Peter Martin in The Age yesterday, on driverless cars:
Imagine studying, reading books, watching TV, sleeping or (legally) playing with your mobile phone on the way to work. Whichever way you look at it, the freed-up time will boost productivity.
Wait a minute, thousands of us do that stuff every day by catching public transport to work.
Even when it’s crowded and you’re standing, it’s generally possible to steady yourself with one hand and play with a mobile phone with the other.

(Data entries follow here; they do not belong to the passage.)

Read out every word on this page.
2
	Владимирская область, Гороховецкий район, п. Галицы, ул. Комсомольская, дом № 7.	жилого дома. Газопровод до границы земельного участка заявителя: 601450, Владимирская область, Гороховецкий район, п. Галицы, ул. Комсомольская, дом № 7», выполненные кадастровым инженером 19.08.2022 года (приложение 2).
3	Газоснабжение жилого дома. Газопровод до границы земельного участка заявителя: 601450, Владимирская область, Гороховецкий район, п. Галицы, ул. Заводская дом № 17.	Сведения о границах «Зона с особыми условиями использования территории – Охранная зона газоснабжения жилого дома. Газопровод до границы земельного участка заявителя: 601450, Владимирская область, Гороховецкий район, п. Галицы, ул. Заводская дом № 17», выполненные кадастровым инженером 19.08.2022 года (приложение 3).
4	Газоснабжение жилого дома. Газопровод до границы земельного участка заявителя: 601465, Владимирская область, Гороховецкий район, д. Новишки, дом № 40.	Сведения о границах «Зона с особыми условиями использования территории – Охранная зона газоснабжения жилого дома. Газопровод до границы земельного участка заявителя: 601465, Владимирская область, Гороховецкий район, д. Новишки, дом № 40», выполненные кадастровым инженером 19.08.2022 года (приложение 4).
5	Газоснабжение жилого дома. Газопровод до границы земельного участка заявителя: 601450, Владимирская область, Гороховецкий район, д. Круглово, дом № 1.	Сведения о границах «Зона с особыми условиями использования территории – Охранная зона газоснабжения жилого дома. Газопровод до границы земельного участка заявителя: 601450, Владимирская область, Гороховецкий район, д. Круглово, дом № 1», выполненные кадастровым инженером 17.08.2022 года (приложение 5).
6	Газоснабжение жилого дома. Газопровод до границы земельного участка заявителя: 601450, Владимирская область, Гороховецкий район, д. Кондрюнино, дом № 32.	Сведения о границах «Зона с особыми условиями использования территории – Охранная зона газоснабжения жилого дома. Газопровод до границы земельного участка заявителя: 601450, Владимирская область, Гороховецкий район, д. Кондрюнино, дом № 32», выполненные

Oh, and pardon me for being a little cynical, but I suspect the technology has a way to go yet given reports that it still relies largely on highly detailed mapping data rather than actually being able to “see” what’s in front of it:
But the maps have problems, starting with the fact that the car can’t travel a single inch without one. Since maps are one of the engineering foundations of the Google car, before the company’s vision for ubiquitous self-driving cars can be realized, all 4 million miles of U.S. public roads will be need to be mapped, plus driveways, off-road trails, and everywhere else you’d ever want to take the car. So far, only a few thousand miles of road have gotten the treatment, most of them around the company’s headquarters in Mountain View, California. The company frequently says that its car has driven more than 700,000 miles safely, but those are the same few thousand mapped miles, driven over and over again.
The article also notes the risk of maps being out of date, of not being able to “see” a temporary traffic light because it’s not mapped.
Of course, computing power is improving by leaps and bounds all the time, but I wouldn’t be holding my breath on this.
Nor should we assume that driverless cars will solve traffic problems (especially if having delivered you, they drive home again to a parking space) or pollution problems (which are down to the nature of the engine and its fuel).
And anyway, has anybody actually tried to work in a moving driverless car? Are they really smooth, or — even if you’re able to take your eyes off the road — is travel sickness a risk?
I have to admit, I can’t read for long on a bus — and I know I can’t read for long in a car when I’m a passenger — I’d imagine it’d be an issue in a driverless car.